Chinese engineers want to challenge Google’s AlphaGo with their own artificial intelligence system that would be better at playing the ancient game than Google’s computer program, according to a report from E&T

According to the Chinese state-owned Shanghai Security News agency, scientists from the China Computer Go team plan to issue a challenge to AlphaGo by the end of 2016.

Artificial Intelligence

The Chinese researchers announced the plan to beat AlphaGo at a conference organized by the Chinese Go Association and the Chinese Association for Artificial Intelligence.

AlphaGo has gained fame by beating one of the world’s best players of the strategy board game earlier this month. South Korean professional Go player Lee Se-dol lost to AlphaGo 1 to 4, which marked the first instance when an artificial intelligence system won over a professional Go player. Previously, experts had estimated that artificial intelligence would keep lagging behind the best human players for at least another decade.

The Chinese researchers announced the plan to beat AlphaGo during a conference organized by the Chinese Go Association and the Chinese Association for Artificial Intelligence. However, the participants in the event, called ‘The Forum for Understanding the AlphaGo War between Man and Machine and Chinese Artificial Intelligence’, did not provide any further details.

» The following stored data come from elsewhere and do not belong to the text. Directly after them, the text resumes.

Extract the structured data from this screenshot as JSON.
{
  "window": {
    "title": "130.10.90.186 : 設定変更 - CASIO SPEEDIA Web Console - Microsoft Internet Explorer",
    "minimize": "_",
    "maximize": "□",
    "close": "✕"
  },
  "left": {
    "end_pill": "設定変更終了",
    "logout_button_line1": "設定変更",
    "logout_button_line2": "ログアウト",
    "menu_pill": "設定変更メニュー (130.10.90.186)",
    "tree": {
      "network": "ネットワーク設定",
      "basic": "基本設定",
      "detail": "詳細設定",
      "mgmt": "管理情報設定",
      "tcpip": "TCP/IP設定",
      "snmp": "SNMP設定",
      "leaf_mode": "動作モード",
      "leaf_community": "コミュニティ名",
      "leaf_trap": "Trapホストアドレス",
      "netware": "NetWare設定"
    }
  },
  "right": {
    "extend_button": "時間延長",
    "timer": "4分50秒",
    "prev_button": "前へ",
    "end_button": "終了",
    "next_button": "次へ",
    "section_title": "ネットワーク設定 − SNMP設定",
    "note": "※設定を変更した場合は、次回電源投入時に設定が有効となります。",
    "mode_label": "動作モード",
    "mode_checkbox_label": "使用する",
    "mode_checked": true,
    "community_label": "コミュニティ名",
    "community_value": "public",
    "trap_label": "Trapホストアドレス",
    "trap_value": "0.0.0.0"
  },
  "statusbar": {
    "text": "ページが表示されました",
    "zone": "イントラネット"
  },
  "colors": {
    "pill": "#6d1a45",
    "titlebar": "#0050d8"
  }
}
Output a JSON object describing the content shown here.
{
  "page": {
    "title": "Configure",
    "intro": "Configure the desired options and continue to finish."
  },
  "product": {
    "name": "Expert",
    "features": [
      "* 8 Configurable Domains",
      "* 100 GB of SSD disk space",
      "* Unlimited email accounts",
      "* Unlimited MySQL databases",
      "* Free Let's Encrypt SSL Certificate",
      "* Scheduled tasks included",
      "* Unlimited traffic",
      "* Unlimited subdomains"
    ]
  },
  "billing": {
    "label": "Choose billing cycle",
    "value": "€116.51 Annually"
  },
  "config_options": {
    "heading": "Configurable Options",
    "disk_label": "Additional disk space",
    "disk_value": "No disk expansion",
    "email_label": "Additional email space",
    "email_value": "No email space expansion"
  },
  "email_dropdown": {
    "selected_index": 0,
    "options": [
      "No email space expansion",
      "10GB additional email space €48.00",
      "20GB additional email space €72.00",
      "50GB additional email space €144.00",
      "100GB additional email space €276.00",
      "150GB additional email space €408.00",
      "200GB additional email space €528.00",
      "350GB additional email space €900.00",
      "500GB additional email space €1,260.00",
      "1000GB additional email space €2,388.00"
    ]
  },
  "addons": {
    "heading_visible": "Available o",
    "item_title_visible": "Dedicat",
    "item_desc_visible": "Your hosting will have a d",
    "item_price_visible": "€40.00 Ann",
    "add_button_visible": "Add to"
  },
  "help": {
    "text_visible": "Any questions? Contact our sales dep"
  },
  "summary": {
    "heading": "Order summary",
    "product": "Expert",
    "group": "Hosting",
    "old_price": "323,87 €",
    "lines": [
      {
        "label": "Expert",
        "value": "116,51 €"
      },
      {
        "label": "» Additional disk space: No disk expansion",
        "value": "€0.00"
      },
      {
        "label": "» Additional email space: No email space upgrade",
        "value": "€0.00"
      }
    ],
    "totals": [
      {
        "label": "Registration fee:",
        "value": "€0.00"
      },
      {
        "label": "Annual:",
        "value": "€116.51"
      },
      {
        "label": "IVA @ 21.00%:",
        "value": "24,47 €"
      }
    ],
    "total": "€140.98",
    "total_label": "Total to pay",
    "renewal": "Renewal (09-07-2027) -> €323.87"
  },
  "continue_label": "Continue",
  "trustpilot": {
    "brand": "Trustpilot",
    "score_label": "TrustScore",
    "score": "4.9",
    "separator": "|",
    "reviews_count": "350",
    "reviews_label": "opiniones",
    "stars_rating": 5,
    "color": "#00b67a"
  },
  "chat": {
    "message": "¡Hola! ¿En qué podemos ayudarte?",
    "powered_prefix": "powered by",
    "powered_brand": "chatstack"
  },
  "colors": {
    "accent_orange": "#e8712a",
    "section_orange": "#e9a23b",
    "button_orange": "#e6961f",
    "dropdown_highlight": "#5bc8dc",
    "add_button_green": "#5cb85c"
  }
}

Until Google’s subsidiary DeepMind stormed onto the scene with AlphaGo, artificial intelligence systems were at best able to achieve amateur 5-dan level at Go and were unable to beat a professional Go player without handicaps.

Go is considered much more difficult for an artificial intelligence system to master than other board games, such as chess, as it has a much larger number of possibilities at each move. For this reason, traditional artificial intelligence methods struggled with the game.

AlphaGo, in development since 2014, uses an algorithm called Monte Carlo tree search, which decides its moves based on what it has learned previously during training.

The game, most popular in China, South Korea and Japan, involves two contestants moving black and white stones across a square grid, aiming to seize the most territory.